Biggest clarification I would make is adding MyHeritage (based on FTDNA/Gene by Gene lab) and LivingDNA (reform of services available previously in the UK). Also ySeq for WGS services (started by CTO/CSO couple for FTDNA who left 4+ yrs ago and returned to Germany). Key also is 23andMe and LivingDNA use the new xxx machine from Illumina which has all new SNPs and hg reference model. The results are very difficult to compare with others without significant work to impute missing values from other tests / companies / Illumina genotyping machines. LivingDNA just announced they are going to switch to the old generation machines to be more compatible with the market. (Given up on making a match database.) MyHeritage just made available the tool to impute and compare results from both sources after considerable effort. They are the first and only to allow the apples to oranges comparison. (GEDMatch is still working on this in their Genesis “product”.) Overall, there is actually little overlap in the SNPs tested between many of these companies. ISOGG has just started looking into this and reporting it in their wiki. But tool / software / bioinformatic people have known this for 10+ years. See y-str.org where an ad-hoc tool researcher put out a venn diagram of the SNP lack of overlap back in 2012! Something you all must be aware of if looking for specific SNPs for your reporting from the various sources.
One small (for you, major for others) is there is variance in the WGS products. In reality, they do not do Full Sequencing. So the read length of the snippets that are sequenced and the depth read coverage of the chromosom are important metrics. DanteLabs and FGC basic products have minimal coverage (big gaps still). Y haplogroup projects have lots of info to compare from looking only at the Y chromosome.
Good article. But, I think your comparison of 23andMe, Ancestry, and FamilyTreeDNA (FTDNA) ignores the genealogic perspective.

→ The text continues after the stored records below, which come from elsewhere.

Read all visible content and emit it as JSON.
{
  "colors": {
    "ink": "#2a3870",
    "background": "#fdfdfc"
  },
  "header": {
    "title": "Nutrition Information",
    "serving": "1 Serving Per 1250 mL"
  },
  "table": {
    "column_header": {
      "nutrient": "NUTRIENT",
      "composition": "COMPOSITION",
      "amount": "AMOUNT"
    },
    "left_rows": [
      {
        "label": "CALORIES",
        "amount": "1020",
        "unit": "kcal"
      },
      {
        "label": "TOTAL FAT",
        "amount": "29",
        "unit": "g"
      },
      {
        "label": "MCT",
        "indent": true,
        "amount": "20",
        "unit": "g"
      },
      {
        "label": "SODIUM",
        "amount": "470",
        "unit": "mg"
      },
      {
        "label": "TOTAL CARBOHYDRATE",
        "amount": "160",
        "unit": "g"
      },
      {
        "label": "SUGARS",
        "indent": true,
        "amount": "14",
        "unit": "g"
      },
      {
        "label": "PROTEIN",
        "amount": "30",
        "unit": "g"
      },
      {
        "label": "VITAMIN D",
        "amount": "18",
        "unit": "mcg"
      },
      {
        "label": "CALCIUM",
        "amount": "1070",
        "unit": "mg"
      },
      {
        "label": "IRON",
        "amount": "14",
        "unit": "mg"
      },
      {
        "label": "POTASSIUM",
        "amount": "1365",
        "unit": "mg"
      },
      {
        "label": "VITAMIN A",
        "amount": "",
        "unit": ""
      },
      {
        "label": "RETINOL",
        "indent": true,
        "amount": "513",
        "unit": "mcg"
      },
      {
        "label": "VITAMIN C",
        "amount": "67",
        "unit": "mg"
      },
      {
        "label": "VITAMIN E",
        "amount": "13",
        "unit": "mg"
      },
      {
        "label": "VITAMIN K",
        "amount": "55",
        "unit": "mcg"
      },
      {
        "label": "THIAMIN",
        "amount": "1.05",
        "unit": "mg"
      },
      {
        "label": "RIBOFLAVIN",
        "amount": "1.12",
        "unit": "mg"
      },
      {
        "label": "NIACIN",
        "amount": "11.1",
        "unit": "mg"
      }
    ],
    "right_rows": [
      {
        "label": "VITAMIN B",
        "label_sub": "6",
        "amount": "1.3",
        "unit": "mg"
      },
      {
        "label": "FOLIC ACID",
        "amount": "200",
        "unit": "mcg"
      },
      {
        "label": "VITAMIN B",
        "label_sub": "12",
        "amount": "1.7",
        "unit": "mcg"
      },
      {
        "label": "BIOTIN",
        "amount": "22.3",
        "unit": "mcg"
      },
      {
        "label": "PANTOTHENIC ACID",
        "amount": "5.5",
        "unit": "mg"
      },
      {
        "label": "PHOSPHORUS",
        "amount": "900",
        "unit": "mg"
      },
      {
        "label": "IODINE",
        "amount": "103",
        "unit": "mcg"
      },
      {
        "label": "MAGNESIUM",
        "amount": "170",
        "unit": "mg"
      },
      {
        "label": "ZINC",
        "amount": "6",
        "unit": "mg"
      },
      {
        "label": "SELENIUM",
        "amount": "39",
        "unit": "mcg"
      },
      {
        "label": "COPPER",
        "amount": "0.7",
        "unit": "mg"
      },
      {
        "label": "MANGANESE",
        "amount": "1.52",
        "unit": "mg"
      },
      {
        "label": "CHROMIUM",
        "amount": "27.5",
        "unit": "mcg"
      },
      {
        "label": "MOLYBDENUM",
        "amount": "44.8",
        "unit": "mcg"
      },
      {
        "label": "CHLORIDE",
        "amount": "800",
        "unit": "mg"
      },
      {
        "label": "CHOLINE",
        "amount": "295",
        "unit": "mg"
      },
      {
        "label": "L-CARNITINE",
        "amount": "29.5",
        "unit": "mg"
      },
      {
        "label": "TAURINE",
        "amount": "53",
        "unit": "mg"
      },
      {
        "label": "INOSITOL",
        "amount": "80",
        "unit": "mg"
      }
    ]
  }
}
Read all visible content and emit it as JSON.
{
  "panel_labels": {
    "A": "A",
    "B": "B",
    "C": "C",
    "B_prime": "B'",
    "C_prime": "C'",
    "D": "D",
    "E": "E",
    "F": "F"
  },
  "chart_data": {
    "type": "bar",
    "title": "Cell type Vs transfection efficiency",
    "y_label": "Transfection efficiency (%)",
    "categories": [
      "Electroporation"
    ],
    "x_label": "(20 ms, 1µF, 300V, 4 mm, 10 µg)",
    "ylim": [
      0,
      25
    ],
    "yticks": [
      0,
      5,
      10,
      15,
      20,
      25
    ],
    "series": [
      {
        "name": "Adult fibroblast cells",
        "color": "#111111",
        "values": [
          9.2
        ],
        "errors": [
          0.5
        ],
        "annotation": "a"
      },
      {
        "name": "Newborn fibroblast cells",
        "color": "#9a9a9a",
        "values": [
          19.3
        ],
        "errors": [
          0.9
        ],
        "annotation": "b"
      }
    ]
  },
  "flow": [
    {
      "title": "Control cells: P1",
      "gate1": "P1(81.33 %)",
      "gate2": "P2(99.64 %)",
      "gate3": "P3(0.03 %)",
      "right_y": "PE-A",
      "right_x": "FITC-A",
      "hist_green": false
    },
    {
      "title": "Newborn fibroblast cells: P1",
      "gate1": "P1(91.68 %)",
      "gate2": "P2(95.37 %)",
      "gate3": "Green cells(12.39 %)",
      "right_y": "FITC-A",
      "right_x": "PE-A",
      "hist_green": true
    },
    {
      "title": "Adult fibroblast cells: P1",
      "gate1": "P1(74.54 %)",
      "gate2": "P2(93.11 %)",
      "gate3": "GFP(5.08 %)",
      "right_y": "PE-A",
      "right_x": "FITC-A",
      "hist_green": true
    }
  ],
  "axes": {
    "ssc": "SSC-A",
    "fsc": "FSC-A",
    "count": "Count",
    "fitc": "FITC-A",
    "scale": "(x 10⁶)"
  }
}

I agree with you that they are good. But, for genetic genealogy, FTDNA is the winner.
FTDNA offers deep Y-DNA and mtDNA testing. FTDNA has the largest Y-DNA haplotree on the planet. And the largest mtDNA haplotree using Full mtDNA Sequencing. FTDNA has thousands of project groups for sharing and comparing with group administrators to help group members.
Thank-you for a very informative and well illustrated article. You clarified the field of genetic testing for me.
There seems to be a significant error in your math. You list WGS as 300M bases and WES as 60M bases, identifying WGS as 100% of the genome and WES as 2% of the genome. However, 60M is 20% of 300M. Can you please correct whatever is wrong in these? Thanks,
Hi Dr. Gardner,
I was able to download my raw data for no extra charge actually through my genographic 2.0 account. I found this odd. Helix was the lab. I have all of this information though, and there appears to be nothing I can do with it. Any suggestions?
Sorry for the slow reply I missed the notification that you’d posted. You should be able to use the raw data in the same way you would use the data from 23andme or similar. I know that https://promethease.com can deal with the data at a cost. It is also possible for you to manually interpret your data, you just need to find the SNP that you’re interested in amongst all the others.
Do you know what sort of file format you have? I can point you in the direction of useful software then.
Just FYI Helix does allow you to download your raw data for $499.
Thanks Amanda, at the time this didn’t seem to be an option. Have update the post accordingly.